Published: March 30th, 2023
PBF Energy's earnings per share (EPS) has increased by 103% annually over the past three years, resulting in a price increase for the company's stock. Notably, the average annual increase in share price is 95%, which is close to the EPS growth rate. This indicates that the market sentiment surrounding the company has remained relatively stable and that the share price has reflected the EPS growth during this time period.
TSR evaluates the value of spin-offs, discounted capital raises, and dividends, assuming dividends are reinvested. It is crucial to differentiate between share price return and total shareholder return when evaluating investment returns (TSR).
Frequently, the TSRs of dividend-paying companies are greater than their share price returns. The three-year TSR for PBF Energy was 648 percent, which is greater than the previously mentioned share price return. This is due to the company's dividend payments, which have helped to increase the total shareholder return.
In the past year, PBF Energy shareholders have received a total return of 83%, including dividends. This increase exceeds the average annual TSR over the past five years, which is 7%.
Therefore, it appears that recent sentiment surrounding the company has been favorable. Given the continued strong momentum in the share price, examining the stock more closely may be prudent so as not to miss an opportunity.
Let’s see the future price projection from the PBF Energy Stock (NYSE: PBF) technical analysis:
PBF is enjoying strong bullish momentum in the higher timeframe price action, as shown in the weekly chart. The solid fundamental and daily price structure supports the weekly and monthly price action, where any bullish opportunity could work well.
In the daily chart, the current market momentum is solid to bulls, as shown by the dynamic 100-day SMA. The current dynamic level is stable and aiming higher by providing confluence support to the daily trend. Moreover, the dynamic 20-day EMA is above 100 SMA, which is a sign of short buyers' accumulation in the market.
In the most recent chart, the immediate internal structure break above the 45.89 swing high signifies a potential bullish continuation opportunity. Moreover, the current price shows a buying pressure above the dynamic 20 EMA after forming a bottom at the 37.34 level. Therefore, as long as the price trades above the 37.34 level, we may expect the bullish pressure to extend.
On the other hand, the highest trading volume since 12 December 2022 is spotted at the 40.15 level, which is below the current price. It is a sign that bulls are still interested in instruments.
The indicator window also shows a bullish opportunity as the current MACD EMAs prepare for a bullish crossover at the neutral zone. Moreover, the Histogram turned positive from the neutral area.

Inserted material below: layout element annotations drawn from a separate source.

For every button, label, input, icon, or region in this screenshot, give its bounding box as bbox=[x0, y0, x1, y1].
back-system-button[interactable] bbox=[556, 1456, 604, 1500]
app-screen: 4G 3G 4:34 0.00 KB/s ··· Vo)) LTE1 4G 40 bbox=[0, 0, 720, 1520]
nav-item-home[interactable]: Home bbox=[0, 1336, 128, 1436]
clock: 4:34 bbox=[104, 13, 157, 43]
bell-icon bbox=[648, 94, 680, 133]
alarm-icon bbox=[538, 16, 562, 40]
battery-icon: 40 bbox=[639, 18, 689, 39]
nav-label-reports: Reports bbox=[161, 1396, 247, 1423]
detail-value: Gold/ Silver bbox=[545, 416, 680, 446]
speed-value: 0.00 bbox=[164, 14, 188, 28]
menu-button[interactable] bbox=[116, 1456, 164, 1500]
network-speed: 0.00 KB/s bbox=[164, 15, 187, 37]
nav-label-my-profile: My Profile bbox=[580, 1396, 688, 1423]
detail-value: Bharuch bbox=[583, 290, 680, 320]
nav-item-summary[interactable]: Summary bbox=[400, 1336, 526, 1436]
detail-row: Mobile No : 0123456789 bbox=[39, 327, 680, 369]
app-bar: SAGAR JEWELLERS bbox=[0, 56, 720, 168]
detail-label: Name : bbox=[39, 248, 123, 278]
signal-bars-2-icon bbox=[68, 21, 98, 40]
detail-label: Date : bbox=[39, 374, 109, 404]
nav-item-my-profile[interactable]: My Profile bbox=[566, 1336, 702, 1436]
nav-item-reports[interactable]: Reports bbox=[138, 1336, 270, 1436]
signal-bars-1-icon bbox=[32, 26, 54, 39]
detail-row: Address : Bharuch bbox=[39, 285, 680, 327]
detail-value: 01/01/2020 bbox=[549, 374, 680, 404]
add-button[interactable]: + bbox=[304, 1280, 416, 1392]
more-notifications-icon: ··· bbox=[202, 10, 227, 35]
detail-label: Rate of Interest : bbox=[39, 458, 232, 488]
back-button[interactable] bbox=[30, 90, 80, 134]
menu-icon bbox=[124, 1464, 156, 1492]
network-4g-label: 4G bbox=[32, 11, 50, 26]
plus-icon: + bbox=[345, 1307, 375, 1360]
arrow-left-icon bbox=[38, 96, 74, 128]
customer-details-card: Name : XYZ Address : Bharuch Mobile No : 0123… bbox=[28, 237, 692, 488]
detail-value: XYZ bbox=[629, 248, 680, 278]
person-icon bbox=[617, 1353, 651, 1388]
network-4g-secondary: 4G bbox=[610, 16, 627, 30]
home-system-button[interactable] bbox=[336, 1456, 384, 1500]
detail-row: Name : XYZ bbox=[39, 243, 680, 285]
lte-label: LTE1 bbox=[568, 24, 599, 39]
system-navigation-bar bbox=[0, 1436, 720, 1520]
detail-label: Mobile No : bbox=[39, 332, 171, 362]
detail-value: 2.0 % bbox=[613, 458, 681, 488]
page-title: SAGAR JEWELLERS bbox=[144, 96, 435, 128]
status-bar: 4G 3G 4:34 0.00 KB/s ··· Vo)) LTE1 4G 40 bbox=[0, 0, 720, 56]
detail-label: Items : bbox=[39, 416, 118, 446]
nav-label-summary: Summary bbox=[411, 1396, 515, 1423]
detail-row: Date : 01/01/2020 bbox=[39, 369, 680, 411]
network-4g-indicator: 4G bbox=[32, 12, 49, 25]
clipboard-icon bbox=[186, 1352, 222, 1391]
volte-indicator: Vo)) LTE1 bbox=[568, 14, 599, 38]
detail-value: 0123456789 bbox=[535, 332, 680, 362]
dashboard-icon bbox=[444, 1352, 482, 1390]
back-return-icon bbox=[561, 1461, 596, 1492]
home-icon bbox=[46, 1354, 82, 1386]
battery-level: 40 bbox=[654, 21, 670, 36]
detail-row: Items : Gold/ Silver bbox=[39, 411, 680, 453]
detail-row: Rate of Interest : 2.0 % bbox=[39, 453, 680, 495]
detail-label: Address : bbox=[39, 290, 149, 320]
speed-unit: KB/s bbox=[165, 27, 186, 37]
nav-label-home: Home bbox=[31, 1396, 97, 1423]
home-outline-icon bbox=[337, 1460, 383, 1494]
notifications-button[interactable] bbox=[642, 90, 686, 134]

Based on the daily outlook, investors should wait for the price to have a daily candle close above the 44.79 level, which could validate the bullish structure break. In that case, a buying opportunity would be open, targeting the 50.00 level.
The alternative approach is to wait for the price to come below the 37.34 level before initiating a deeper consolidation.
In the H4 chart, the Ichimoku Cloud shows a corrective structure as the current price is within the Kumo Cloud. Moreover, the future cloud shows a bearish possibility as the Senkou Span A is Below B, while the lagging span is closer to the current price.
The dynamic Tenkan Sen moved below the Kijun Sen even if the price exceeded these levels. It is a sign that an extensive correction is activated, indicating a breakout.
Based on the H4 structure, a bullish break and an H4 close above the Kumo Cloud will provide the primary sign of buying pressure, targeting the psychological 50.00 level.
On the other hand, the current Future Cloud’s structure is bearish, and a stable bearish break below the 39.29 swing low could initiate a bearish possibility towards the 30.00 area.
In the H1 chart, the broader outlook is bullish as the most recent price is at the resistance level after forming a V-shape recovery. Although the currently visible range high volume level is closer to the price, the immediate recovery from the 39.29 level is a valid reason to rely on the buyers’ side.
The RSI is also above the neutral 50.00 line, while the current dynamic 20 EMA and VWAP are below the current price.
Based on this behavior, investors might expect a bullish trend continuation opportunity if a daily candle closes above the 44.79 near-term resistance level. However, breaking below the 42.00 level would increase the possibility of testing the 38.00 area.
Based on the current market structure, PBF stock is trading within a strong bullish trend, and investors might expect the price to increase in the coming days. Therefore, any intraday bullish opportunity from the H4 breakout could offer a high probable buying opportunity.